Bless you, Charley Smith! Bless your stripey shirt and your $11 haircut and your transparent attempt to work your way into Delilah’s insane pants! Bless you for showing us a side of Mary Worth that we’ve never seen before — something bordering on flustered panic, as she sees her meddlee slipping out of her grasp and, in desperation, physically drags her to safety. I love the fact that Mary is continuing with the verbal niceties of a normal, polite conversation, despite the fact that she’s practically breaking her poor boarder’s wrist in a desperate attempt to save her from her own horny misjudgment. I’m pretty sure in the final panel she’s on the verge grabbing Charley’s phone number away from Delilah with her teeth and eating it to prevent the two of them from ever communicating again.

Gil Thorp, 7/10/09

This, on the other hand, I do not care for.
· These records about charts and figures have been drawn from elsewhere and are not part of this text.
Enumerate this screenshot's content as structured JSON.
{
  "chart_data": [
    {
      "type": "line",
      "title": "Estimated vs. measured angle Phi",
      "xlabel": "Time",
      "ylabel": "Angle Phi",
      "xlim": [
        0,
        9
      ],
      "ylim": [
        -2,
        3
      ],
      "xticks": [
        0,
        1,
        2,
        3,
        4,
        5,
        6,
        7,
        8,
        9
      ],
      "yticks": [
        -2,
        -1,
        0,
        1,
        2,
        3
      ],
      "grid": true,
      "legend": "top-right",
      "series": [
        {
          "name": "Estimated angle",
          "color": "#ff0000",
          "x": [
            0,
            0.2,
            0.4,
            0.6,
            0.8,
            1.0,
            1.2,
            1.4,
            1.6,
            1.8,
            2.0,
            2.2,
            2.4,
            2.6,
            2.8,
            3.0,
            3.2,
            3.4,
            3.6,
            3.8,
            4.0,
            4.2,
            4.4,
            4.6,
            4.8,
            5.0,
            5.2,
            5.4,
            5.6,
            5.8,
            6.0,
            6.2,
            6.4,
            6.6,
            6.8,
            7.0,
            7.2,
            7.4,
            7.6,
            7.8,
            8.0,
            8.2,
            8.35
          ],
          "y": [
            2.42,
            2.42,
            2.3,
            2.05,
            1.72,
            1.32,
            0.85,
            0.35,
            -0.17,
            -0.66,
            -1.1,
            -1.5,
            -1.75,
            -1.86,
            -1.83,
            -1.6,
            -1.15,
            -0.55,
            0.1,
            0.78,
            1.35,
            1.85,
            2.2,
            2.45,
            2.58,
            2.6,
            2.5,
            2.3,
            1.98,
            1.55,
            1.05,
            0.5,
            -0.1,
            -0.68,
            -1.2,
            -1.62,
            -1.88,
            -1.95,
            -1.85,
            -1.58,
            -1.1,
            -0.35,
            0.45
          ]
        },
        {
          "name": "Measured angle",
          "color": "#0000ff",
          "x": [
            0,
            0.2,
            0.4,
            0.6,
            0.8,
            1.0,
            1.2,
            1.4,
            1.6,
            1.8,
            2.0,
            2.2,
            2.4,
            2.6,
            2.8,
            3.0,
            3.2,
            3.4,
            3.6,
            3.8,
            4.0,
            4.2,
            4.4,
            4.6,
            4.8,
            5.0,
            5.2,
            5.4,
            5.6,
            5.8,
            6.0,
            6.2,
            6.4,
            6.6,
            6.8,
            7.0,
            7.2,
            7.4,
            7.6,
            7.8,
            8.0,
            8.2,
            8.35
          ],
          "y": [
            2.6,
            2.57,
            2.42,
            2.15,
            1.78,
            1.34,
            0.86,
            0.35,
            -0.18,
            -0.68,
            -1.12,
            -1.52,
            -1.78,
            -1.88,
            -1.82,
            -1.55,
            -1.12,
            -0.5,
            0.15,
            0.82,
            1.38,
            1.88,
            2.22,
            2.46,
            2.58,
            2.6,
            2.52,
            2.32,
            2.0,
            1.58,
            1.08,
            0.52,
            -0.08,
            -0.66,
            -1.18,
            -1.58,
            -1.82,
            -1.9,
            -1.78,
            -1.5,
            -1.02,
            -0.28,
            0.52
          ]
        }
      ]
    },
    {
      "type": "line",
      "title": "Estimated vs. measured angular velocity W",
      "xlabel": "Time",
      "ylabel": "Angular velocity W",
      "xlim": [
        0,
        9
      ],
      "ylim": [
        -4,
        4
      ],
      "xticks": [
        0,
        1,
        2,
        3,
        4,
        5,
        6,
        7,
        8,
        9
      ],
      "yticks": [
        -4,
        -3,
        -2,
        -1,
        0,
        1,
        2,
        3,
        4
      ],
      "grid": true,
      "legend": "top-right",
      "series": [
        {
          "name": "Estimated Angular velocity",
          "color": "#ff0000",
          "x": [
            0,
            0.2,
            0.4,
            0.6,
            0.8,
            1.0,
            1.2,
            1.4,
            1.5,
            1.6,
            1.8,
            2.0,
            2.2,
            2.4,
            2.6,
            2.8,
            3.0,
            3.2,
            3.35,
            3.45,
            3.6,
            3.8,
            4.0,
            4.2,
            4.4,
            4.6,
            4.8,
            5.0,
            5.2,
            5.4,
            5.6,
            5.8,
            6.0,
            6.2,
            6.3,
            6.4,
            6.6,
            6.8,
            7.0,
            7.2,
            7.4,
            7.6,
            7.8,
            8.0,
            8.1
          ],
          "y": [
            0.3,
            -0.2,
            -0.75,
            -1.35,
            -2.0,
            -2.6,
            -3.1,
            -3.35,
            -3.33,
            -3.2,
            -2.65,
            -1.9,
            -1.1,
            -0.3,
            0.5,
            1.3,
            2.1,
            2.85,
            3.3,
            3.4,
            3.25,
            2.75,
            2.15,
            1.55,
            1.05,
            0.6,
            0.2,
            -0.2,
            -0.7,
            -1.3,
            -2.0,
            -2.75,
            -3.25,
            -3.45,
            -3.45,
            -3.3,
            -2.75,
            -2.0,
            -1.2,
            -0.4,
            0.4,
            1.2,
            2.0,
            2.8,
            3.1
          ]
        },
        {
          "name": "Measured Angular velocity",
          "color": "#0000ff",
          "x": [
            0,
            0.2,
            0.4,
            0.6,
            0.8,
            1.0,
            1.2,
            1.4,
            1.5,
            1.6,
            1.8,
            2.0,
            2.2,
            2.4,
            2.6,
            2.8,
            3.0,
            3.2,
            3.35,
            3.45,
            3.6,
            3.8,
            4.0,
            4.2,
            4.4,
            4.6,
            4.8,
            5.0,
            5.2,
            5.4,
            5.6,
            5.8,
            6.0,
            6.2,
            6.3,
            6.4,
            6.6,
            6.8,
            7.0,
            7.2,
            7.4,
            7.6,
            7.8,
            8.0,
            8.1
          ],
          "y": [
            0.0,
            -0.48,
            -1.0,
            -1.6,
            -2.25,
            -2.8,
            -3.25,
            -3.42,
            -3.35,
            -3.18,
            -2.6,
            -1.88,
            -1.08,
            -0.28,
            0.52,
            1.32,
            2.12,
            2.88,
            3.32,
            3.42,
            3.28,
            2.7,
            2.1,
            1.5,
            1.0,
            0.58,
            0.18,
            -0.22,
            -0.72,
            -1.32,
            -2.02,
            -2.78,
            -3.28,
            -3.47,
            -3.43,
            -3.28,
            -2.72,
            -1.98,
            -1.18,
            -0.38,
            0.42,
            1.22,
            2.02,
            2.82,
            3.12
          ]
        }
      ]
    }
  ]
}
You want Gil to coach baseball? Don’t you remember how boring that was during actual baseball season? The whole point of the summer storylines are to get away from that sort of thing. I suppose it might be acceptable if Gil is put in charge of a team of impoverished, ill-mannered youths with sassy mouths, and if an embittered Shep Trumbo comes to games dressed as a hobo just to harass them.

Apartment 3-G, 7/10/09

Even with all the Tibet-themed madness that’s been going on in this strip for months, if you had asked me what celebrity would make a special guest appearance in Apartment 3-G, the Dalai Lama would not have been my first guess. I don’t buy his claim that his English not so good — he’s deploying a semicolon, after all, which is at least an intermediate-level move. No, I think that the real reason for his quick exit is that’s he’s afraid to share narrative space with Margo, and with good reason. I imagine that the powerful combination of arousal and terror that anyone would feel in her presence would make it very difficult to maintain a Buddhist sense of non-attachment.